Pensó en ello en todo el camino. En la repugnancia que sentía. Llegó a casa con una hora de retraso... y, sin embargo, le parecía más tiempo. Años luz desde que saliera a comprar. Epona entró en la cocina cuando el agua hervía. Miró a Shadow, con la mirada perdida, las mejillas enrojecidas y los brazos algo arañados.  En un fútil momento, pensó en contárselo todo, en soltarlo, en llorar sobre su hombro... pero bastó un simple vistazo a sus ojos azulados para saber que se lo guardaría para sí. Nunca se lo contaría. Ni a ella ni a nadie. Jamás.
-Me he caído -fue lo que dijo ante las preguntas de Epona-. Ha sido bastante... estúpido por mi parte, pero estoy bien, tranquila -le dijo, con una sonrisa que distaba mucho de ser real. 

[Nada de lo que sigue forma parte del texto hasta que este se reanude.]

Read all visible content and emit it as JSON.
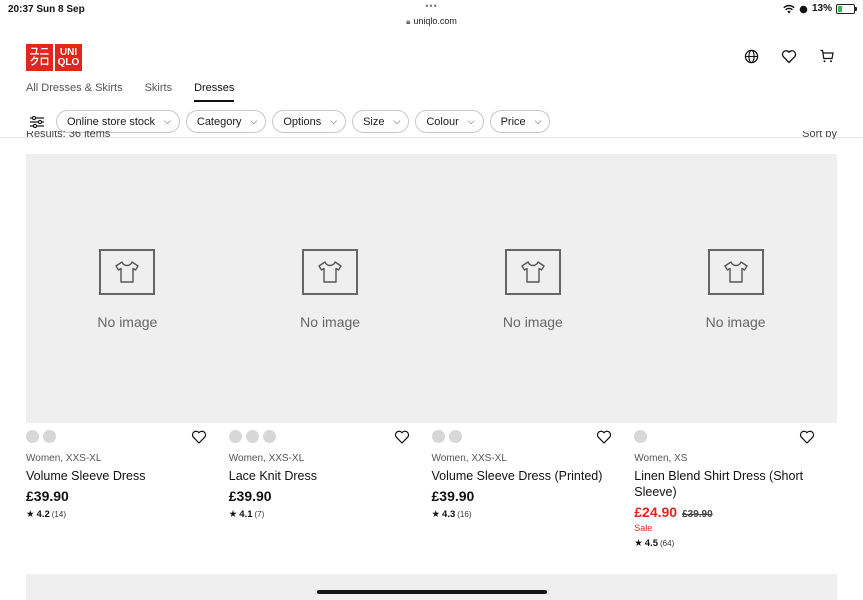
{
  "status_bar": {
    "time": "20:37  Sun 8 Sep",
    "dots": "•••",
    "url": "uniqlo.com",
    "battery_text": "13%"
  },
  "brand": {
    "logo_top_left": "ユニ",
    "logo_bottom_left": "クロ",
    "logo_top_right": "UNI",
    "logo_bottom_right": "QLO",
    "accent_color": "#e3261c"
  },
  "header_icons": [
    "globe-icon",
    "heart-icon",
    "cart-icon"
  ],
  "subnav": {
    "items": [
      {
        "label": "All Dresses & Skirts",
        "active": false
      },
      {
        "label": "Skirts",
        "active": false
      },
      {
        "label": "Dresses",
        "active": true
      }
    ]
  },
  "filters": {
    "pills": [
      {
        "label": "Online store stock"
      },
      {
        "label": "Category"
      },
      {
        "label": "Options"
      },
      {
        "label": "Size"
      },
      {
        "label": "Colour"
      },
      {
        "label": "Price"
      }
    ]
  },
  "results": {
    "count_text": "Results: 36 items",
    "sort_label": "Sort by"
  },
  "products": [
    {
      "image_text": "No image",
      "swatch_count": 2,
      "meta": "Women, XXS-XL",
      "name": "Volume Sleeve Dress",
      "price": "£39.90",
      "original_price": "",
      "sale_label": "",
      "rating": "4.2",
      "review_count": "(14)"
    },
    {
      "image_text": "No image",
      "swatch_count": 3,
      "meta": "Women, XXS-XL",
      "name": "Lace Knit Dress",
      "price": "£39.90",
      "original_price": "",
      "sale_label": "",
      "rating": "4.1",
      "review_count": "(7)"
    },
    {
      "image_text": "No image",
      "swatch_count": 2,
      "meta": "Women, XXS-XL",
      "name": "Volume Sleeve Dress (Printed)",
      "price": "£39.90",
      "original_price": "",
      "sale_label": "",
      "rating": "4.3",
      "review_count": "(16)"
    },
    {
      "image_text": "No image",
      "swatch_count": 1,
      "meta": "Women, XS",
      "name": "Linen Blend Shirt Dress (Short Sleeve)",
      "price": "£24.90",
      "original_price": "£39.90",
      "sale_label": "Sale",
      "rating": "4.5",
      "review_count": "(64)"
    }
  ]
}
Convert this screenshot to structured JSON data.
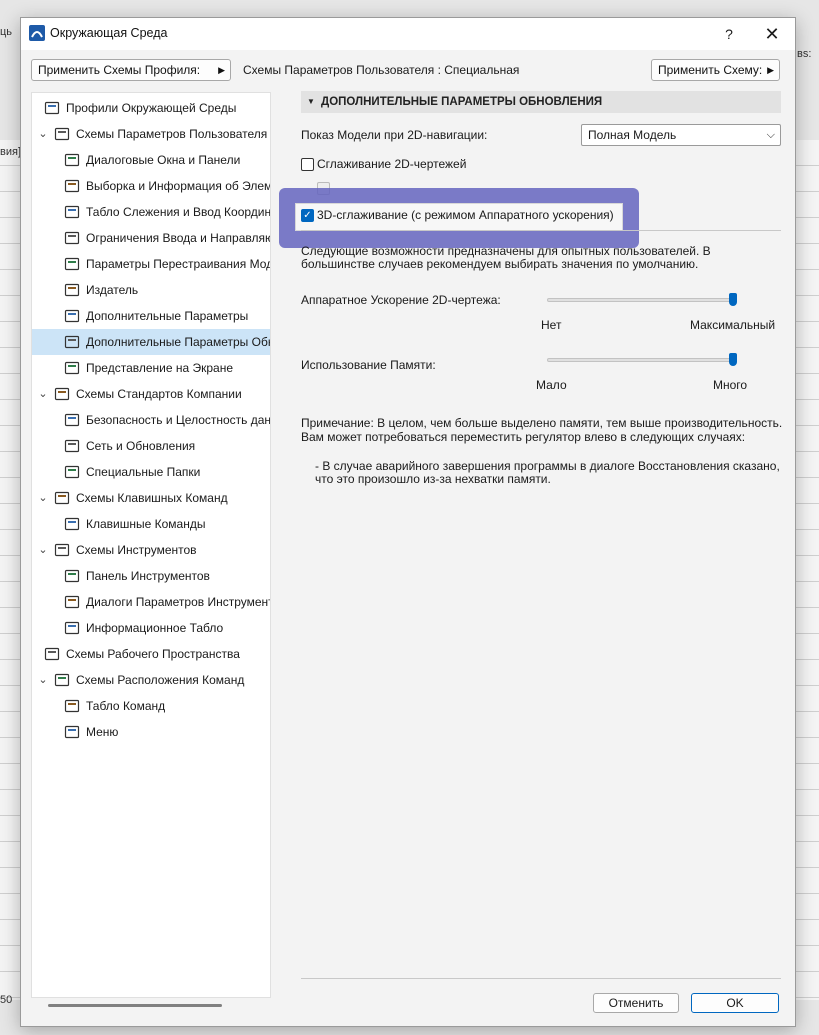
{
  "background": {
    "top_left_fragment": "ць",
    "left_fragment": "вия]",
    "bottom_left_fragment": "50",
    "top_right_fragment": "вs:"
  },
  "dialog": {
    "title": "Окружающая Среда",
    "help": "?",
    "close": "✕"
  },
  "toolbar": {
    "apply_profile": "Применить Схемы Профиля:",
    "schemes_label": "Схемы Параметров Пользователя : Специальная",
    "apply_scheme": "Применить Схему:"
  },
  "tree": [
    {
      "label": "Профили Окружающей Среды",
      "icon": "profiles-icon",
      "level": 0,
      "expandable": false,
      "selected": false
    },
    {
      "label": "Схемы Параметров Пользователя",
      "icon": "user-schemes-icon",
      "level": 0,
      "expandable": true,
      "selected": false
    },
    {
      "label": "Диалоговые Окна и Панели",
      "icon": "dialogs-icon",
      "level": 1,
      "expandable": false,
      "selected": false
    },
    {
      "label": "Выборка и Информация об Элеме",
      "icon": "selection-icon",
      "level": 1,
      "expandable": false,
      "selected": false
    },
    {
      "label": "Табло Слежения и Ввод Координат",
      "icon": "xyz-icon",
      "level": 1,
      "expandable": false,
      "selected": false
    },
    {
      "label": "Ограничения Ввода и Направляю",
      "icon": "mouse-icon",
      "level": 1,
      "expandable": false,
      "selected": false
    },
    {
      "label": "Параметры Перестраивания Моде",
      "icon": "rebuild-icon",
      "level": 1,
      "expandable": false,
      "selected": false
    },
    {
      "label": "Издатель",
      "icon": "publisher-icon",
      "level": 1,
      "expandable": false,
      "selected": false
    },
    {
      "label": "Дополнительные Параметры",
      "icon": "sliders-icon",
      "level": 1,
      "expandable": false,
      "selected": false
    },
    {
      "label": "Дополнительные Параметры Обно",
      "icon": "update-settings-icon",
      "level": 1,
      "expandable": false,
      "selected": true
    },
    {
      "label": "Представление на Экране",
      "icon": "screen-icon",
      "level": 1,
      "expandable": false,
      "selected": false
    },
    {
      "label": "Схемы Стандартов Компании",
      "icon": "company-schemes-icon",
      "level": 0,
      "expandable": true,
      "selected": false
    },
    {
      "label": "Безопасность и Целостность данн",
      "icon": "security-icon",
      "level": 1,
      "expandable": false,
      "selected": false
    },
    {
      "label": "Сеть и Обновления",
      "icon": "globe-icon",
      "level": 1,
      "expandable": false,
      "selected": false
    },
    {
      "label": "Специальные Папки",
      "icon": "folder-icon",
      "level": 1,
      "expandable": false,
      "selected": false
    },
    {
      "label": "Схемы Клавишных Команд",
      "icon": "shortcut-schemes-icon",
      "level": 0,
      "expandable": true,
      "selected": false
    },
    {
      "label": "Клавишные Команды",
      "icon": "shortcut-icon",
      "level": 1,
      "expandable": false,
      "selected": false
    },
    {
      "label": "Схемы Инструментов",
      "icon": "tool-schemes-icon",
      "level": 0,
      "expandable": true,
      "selected": false
    },
    {
      "label": "Панель Инструментов",
      "icon": "toolbox-icon",
      "level": 1,
      "expandable": false,
      "selected": false
    },
    {
      "label": "Диалоги Параметров Инструменто",
      "icon": "tool-dialogs-icon",
      "level": 1,
      "expandable": false,
      "selected": false
    },
    {
      "label": "Информационное Табло",
      "icon": "info-box-icon",
      "level": 1,
      "expandable": false,
      "selected": false
    },
    {
      "label": "Схемы Рабочего Пространства",
      "icon": "workspace-schemes-icon",
      "level": 0,
      "expandable": false,
      "selected": false
    },
    {
      "label": "Схемы Расположения Команд",
      "icon": "command-layout-icon",
      "level": 0,
      "expandable": true,
      "selected": false
    },
    {
      "label": "Табло Команд",
      "icon": "command-box-icon",
      "level": 1,
      "expandable": false,
      "selected": false
    },
    {
      "label": "Меню",
      "icon": "menu-icon",
      "level": 1,
      "expandable": false,
      "selected": false
    }
  ],
  "panel": {
    "header": "ДОПОЛНИТЕЛЬНЫЕ ПАРАМЕТРЫ ОБНОВЛЕНИЯ",
    "model_display_label": "Показ Модели при 2D-навигации:",
    "model_display_value": "Полная Модель",
    "smoothing_2d_label": "Сглаживание 2D-чертежей",
    "smoothing_2d_checked": false,
    "hidden_option_checked": false,
    "smoothing_3d_label": "3D-сглаживание (с режимом Аппаратного ускорения)",
    "smoothing_3d_checked": true,
    "advanced_note": "Следующие возможности предназначены для опытных пользователей. В большинстве случаев рекомендуем выбирать значения по умолчанию.",
    "hw_accel_label": "Аппаратное Ускорение 2D-чертежа:",
    "hw_accel_min": "Нет",
    "hw_accel_max": "Максимальный",
    "hw_accel_value": 1.0,
    "memory_label": "Использование Памяти:",
    "memory_min": "Мало",
    "memory_max": "Много",
    "memory_value": 1.0,
    "note_line1": "Примечание: В целом, чем больше выделено памяти, тем выше производительность.",
    "note_line2": "Вам может потребоваться переместить регулятор влево в следующих случаях:",
    "bullet_line1": "- В случае аварийного завершения программы в диалоге Восстановления сказано,",
    "bullet_line2": "что это произошло из-за нехватки памяти."
  },
  "footer": {
    "cancel": "Отменить",
    "ok": "OK"
  },
  "colors": {
    "accent": "#0067c0",
    "selection": "#cce4f7",
    "highlight": "#6464be"
  }
}
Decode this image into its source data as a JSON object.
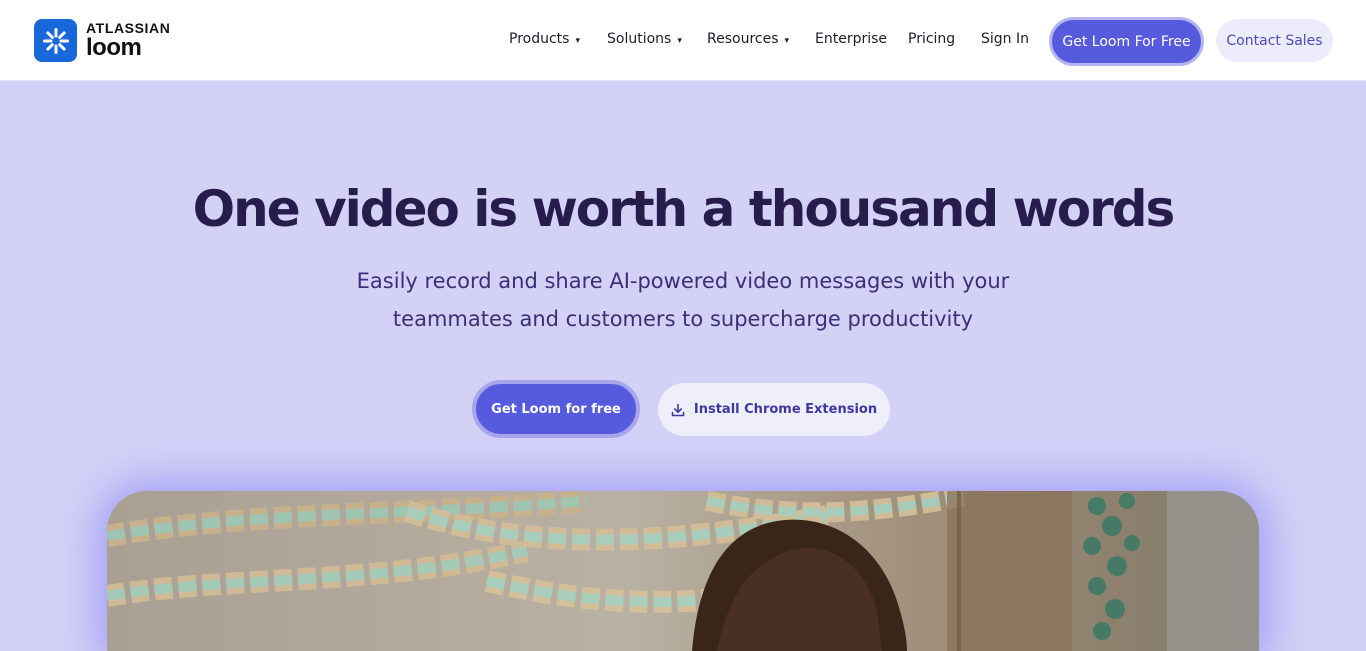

Ella le creyó. ¿Qué motivos iba a tener para mentirle? Ninguno. Ninguno que ella supiera. 
 
La cena estuvo en un momento y, aunque estaba callado, más de lo normal, lo atribuyó al cansancio. Aquella noche, pasó una hora larga en la ducha, frotándose con la esponja con tanta fuerza que se raspaba la piel, llorando, imprecándose de inútil... mientras en la lejanía, el hombre de los huesos anchos sonreía más feliz que nunca.
 
 
Falta el número III, lo sé, pero está en proceso de edición.